Semantic Image Search
This paper will explore creating a sophistcated imag search engine using a CNN model pertained on ImageNet as a feature extractor.
It has been shown by Egg, et al  that the last fully connected layers of Deep Convolutional Archectures trained on ImageNet generalize images by learning their semantic structure. These semantic features in the last fully connected layer can be used as feature extractors for transfer learning which was first explored by the Decaf paper . When image features from cafe are plotted in 2 dimensions [3 & 4] clear clustering of images can be seem. Not just clustering due to simularities in pixel intensities such that. a naieve system would acheive, but clustering as if the system understood higher-leve semantics of the object. For example, not just a cluster of Elephants in the same orientation, but a cluster of elephants in all orientations and evern a Pachaderm cluster.

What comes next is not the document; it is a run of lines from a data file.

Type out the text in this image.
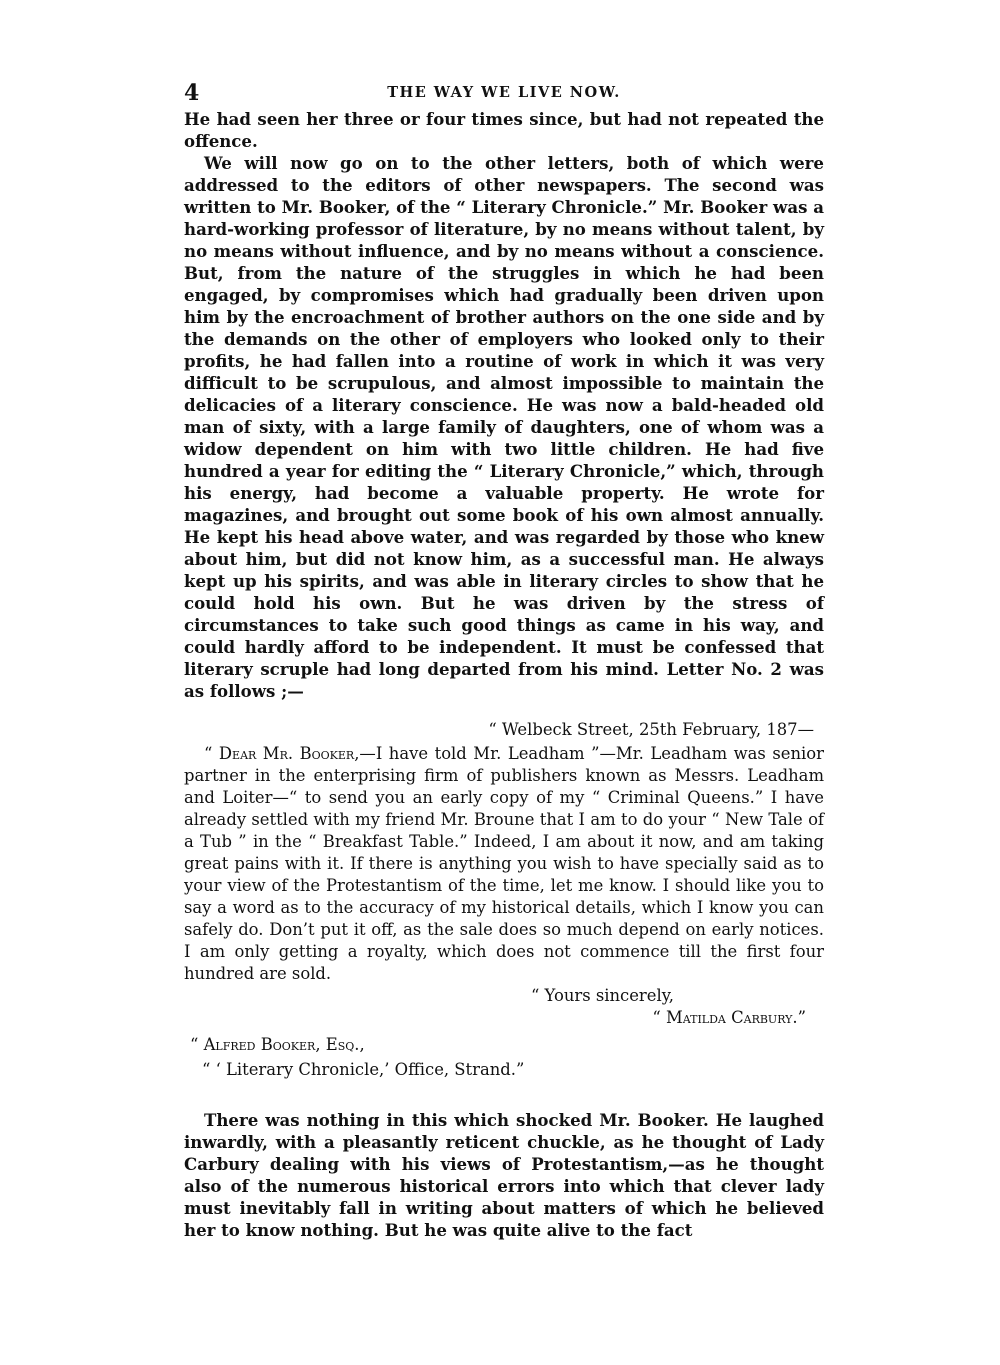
4	THE WAY WE LIVE NOW.

He had seen her three or four times since, but had not repeated the offence.

We will now go on to the other letters, both of which were addressed to the editors of other newspapers. The second was written to Mr. Booker, of the “ Literary Chronicle.” Mr. Booker was a hard-working professor of literature, by no means without talent, by no means without influence, and by no means without a conscience. But, from the nature of the struggles in which he had been engaged, by compromises which had gradually been driven upon him by the encroachment of brother authors on the one side and by the demands on the other of employers who looked only to their profits, he had fallen into a routine of work in which it was very difficult to be scrupulous, and almost impossible to maintain the delicacies of a literary conscience. He was now a bald-headed old man of sixty, with a large family of daughters, one of whom was a widow dependent on him with two little children. He had five hundred a year for editing the “ Literary Chronicle,” which, through his energy, had become a valuable property. He wrote for magazines, and brought out some book of his own almost annually. He kept his head above water, and was regarded by those who knew about him, but did not know him, as a successful man. He always kept up his spirits, and was able in literary circles to show that he could hold his own. But he was driven by the stress of circumstances to take such good things as came in his way, and could hardly afford to be independent. It must be confessed that literary scruple had long departed from his mind. Letter No. 2 was as follows ;—

“ Welbeck Street, 25th February, 187—

“ Dear Mr. Booker,—I have told Mr. Leadham ”—Mr. Leadham was senior partner in the enterprising firm of publishers known as Messrs. Leadham and Loiter—“ to send you an early copy of my “ Criminal Queens.” I have already settled with my friend Mr. Broune that I am to do your “ New Tale of a Tub ” in the “ Breakfast Table.” Indeed, I am about it now, and am taking great pains with it. If there is anything you wish to have specially said as to your view of the Protestantism of the time, let me know. I should like you to say a word as to the accuracy of my historical details, which I know you can safely do. Don’t put it off, as the sale does so much depend on early notices. I am only getting a royalty, which does not commence till the first four hundred are sold.

“ Yours sincerely,

“ Matilda Carbury.”

“ Alfred Booker, Esq.,

“ ‘ Literary Chronicle,’ Office, Strand.”

There was nothing in this which shocked Mr. Booker. He laughed inwardly, with a pleasantly reticent chuckle, as he thought of Lady Carbury dealing with his views of Protestantism,—as he thought also of the numerous historical errors into which that clever lady must inevitably fall in writing about matters of which he believed her to know nothing. But he was quite alive to the fact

The AlexNet paper  orginally explored using these image features w/ a distance measure to conduct semantic image search.
Our database will store the feature vector for each image in a native format (PG) that will let us perform nearest neighbor search using the database system. This allows us to run search on a large scale which would be prohibitive if we had to hold all the feature vectors in memory. See Posgtres Array Type: https://www.postgresql.org/docs/9.3/static/arrays.html which was introduced in verison 9.
Taking this a step further, Postgres’
cube module provides
cube_distance, which calculates the distance between two vectors in a query.
||Returns the distance between two cubes. If both cubes are points, this is the normal distance function.|
For the feature extrator we will use a VGG Network that was pre-trained on imagenet. We will take the otuputs of the 2 FC layer, which is a 4096 D vector. All images in the database will be represented by the feature obtained from a forward pass through the network.
Note: It may also be possible to lower the dimensionality of the semantic representation though some PCA analysis. This hypothesis is alreadying confirmed by the fact that there is semantic clustering in 2D. This would have computation and storage advantages at the expense of accuracy.
For each query, the input image will do a forward pass through the network to obtain the feature vector. A distance measure will be collected for this image against every image in the database. These distance measures will be sorted and retuned as a ranked list. A search would be executed as $O(n)$ operation as exhaustive search will have to take place.